Katholiken in Bergeborbeck möchten weiterhin feiern

Die Türme der Kirche St. Maria Rosenkranz in Bergeborbeck.
Die Türme der Kirche St. Maria Rosenkranz in Bergeborbeck.
Foto: WAZ FotoPool
Was wir bereits wissen
Das Interesse an Gemeindefesten geht zurück. Aber nicht in der Gemeinde St. Maria Rosenkranz. Das ergab jetzt eine Befragung.

Essen-Bergeborbeck..  „Wir können nicht einfach nur fortsetzen, was wir immer schon getan haben.“ Diese Mahnung ließ Ruhrbischof Franz-Josef Overbeck gestern in seinem Bischofswort in allen katholischen Kirchengemeinden vorlesen. Die St. Maria Rosenkranz-Gemeinde in Bergeborbeck weiß, was ihr Bischof meint: Das Gemeindefest an der Haus-Berge-Straße ist in der Krise, das Interesse hat spürbar nachgelassen. Deshalb fragte der Gemeinderat jetzt die Gläubigen, wer überhaupt noch Lust hat, bei der Organisation mitzuhelfen. Das Ergebnis der Gemeindebefragung ist zumindest ermutigend.

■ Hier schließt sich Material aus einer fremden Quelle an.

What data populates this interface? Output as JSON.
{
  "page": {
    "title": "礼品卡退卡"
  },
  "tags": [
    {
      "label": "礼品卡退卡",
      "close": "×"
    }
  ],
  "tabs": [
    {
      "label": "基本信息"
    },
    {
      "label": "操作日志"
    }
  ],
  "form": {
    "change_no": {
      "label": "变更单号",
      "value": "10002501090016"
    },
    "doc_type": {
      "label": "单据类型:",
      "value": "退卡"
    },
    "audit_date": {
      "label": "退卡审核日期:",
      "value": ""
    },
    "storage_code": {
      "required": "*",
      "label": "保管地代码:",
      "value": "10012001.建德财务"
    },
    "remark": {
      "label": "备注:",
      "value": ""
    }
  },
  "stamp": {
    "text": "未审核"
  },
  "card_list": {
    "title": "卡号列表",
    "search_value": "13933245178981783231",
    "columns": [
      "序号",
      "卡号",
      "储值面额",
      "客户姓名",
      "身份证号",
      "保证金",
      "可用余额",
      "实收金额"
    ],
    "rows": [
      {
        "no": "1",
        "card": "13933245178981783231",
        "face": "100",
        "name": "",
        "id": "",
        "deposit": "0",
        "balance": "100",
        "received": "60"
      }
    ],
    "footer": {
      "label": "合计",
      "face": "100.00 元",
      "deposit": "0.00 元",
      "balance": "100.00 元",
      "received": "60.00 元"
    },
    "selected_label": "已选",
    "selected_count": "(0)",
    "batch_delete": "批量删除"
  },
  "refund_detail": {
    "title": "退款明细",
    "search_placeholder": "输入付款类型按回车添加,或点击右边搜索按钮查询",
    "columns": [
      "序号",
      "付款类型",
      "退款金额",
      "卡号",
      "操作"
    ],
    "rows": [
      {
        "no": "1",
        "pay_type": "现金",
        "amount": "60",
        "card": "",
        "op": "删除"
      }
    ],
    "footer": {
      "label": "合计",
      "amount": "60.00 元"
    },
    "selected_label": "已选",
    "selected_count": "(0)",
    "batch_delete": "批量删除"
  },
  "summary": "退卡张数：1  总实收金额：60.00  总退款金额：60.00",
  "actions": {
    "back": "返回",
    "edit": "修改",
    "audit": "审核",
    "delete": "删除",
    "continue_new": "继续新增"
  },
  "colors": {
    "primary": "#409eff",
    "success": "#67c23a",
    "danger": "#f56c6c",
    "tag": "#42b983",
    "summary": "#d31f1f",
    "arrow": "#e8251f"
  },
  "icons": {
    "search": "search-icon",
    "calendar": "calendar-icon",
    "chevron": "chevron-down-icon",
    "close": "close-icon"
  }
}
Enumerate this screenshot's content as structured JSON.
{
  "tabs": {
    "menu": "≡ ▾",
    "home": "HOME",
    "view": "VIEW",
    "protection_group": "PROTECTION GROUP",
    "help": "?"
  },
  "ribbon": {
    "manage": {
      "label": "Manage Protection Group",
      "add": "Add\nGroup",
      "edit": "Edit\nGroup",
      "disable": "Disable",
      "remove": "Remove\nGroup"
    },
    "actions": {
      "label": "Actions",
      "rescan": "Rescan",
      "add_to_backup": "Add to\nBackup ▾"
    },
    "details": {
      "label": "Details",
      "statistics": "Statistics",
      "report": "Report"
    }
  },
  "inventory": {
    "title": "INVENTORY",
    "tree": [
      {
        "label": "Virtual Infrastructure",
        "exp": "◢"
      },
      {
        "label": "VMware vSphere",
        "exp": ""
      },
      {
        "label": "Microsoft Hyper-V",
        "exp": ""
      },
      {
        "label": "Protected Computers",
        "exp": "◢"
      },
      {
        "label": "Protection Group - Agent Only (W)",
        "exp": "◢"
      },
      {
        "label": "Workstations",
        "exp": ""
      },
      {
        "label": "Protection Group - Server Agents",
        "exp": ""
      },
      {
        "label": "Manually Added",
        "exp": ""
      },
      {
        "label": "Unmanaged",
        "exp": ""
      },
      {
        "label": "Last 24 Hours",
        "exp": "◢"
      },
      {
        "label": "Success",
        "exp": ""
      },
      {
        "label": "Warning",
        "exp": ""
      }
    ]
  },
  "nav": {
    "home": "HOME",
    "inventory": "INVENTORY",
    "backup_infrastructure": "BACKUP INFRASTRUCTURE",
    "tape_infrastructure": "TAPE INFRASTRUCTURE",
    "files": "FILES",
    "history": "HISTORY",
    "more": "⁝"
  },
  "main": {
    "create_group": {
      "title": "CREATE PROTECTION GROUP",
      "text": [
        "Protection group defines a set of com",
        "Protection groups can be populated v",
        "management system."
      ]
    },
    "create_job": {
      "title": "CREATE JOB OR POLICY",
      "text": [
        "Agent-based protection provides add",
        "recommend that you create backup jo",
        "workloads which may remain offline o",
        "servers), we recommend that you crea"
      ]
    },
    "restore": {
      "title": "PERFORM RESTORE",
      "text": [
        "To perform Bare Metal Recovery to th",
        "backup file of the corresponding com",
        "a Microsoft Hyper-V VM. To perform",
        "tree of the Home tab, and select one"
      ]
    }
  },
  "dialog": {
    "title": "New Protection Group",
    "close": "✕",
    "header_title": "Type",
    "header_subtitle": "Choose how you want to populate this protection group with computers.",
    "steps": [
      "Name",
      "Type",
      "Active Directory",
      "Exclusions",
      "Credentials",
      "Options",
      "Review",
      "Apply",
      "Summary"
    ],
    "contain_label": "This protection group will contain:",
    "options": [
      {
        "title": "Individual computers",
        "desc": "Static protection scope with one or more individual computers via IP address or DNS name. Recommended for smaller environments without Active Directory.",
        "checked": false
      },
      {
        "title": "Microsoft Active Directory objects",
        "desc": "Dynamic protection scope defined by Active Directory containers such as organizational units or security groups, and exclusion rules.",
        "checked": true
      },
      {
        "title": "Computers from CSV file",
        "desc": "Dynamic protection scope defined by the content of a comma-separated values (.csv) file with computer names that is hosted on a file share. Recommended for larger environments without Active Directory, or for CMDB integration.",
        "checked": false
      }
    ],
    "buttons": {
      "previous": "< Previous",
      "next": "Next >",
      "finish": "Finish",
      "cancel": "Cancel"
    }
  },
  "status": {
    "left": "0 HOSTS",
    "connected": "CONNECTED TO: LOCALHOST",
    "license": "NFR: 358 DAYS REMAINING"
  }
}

„Die überwiegende Zahl der Gottesdienstbesucher ist für die Beibehaltung des Gemeindefestes. Wir haben 42 konkrete Zusagen, zu helfen“, kann Pastor Peter Kraschewski melden. Ihm sei bewusst, „dass die blanke Zahl noch nichts aussagt, aber für solch einen Stadtteil ist das viel“.

Die Befragung hatte der neue Gemeinderat, der seit einem Jahr im Amt ist, auf den Weg gebracht. „Wir möchten, dass die Leute die Möglichkeit haben, sich einzubringen“, sagt Vorsitzende Ulrike Nierfeld-Heß. Der Gemeinderat wolle das Mitbestimmungsrecht der Gemeindemitglieder stärken, „und zwar nicht nur zu Fragen wie dem Gemeindefest, sondern das ganze Jahr hindurch“. Die über den Jahreswechsel durchgeführte Befragung sei „ein erster Versuch, das öffentlich zu machen und die Menschen direkt anzusprechen“.

Früher sei das Fest immer der Höhepunkt des Gemeindelebens gewesen, hätte die Gemeinde wieder stärker zusammengeführt und die Gemeinschaft gestärkt. Dass das letzte Fest ein Flop gewesen ist, hätte allerdings andere Gründe gehabt: „Das war wegen des Regens kein Maßstab. Es kam niemand, die vielfältigen Spielmöglichkeiten für Kinder wurden überhaupt nicht genutzt.“ Und vor vier Jahren sei ein WM-Spiel der Nationalmannschaft dem Fest in die Quere gekommen.

Nun wollen die Katholiken wieder fröhlich feiern. Der Gemeinderat lädt – wahrscheinlich Mitte Februar – alle Interessenten zu einem Treffen ein, um zu klären, wer sich an welcher Stelle einbringen kann.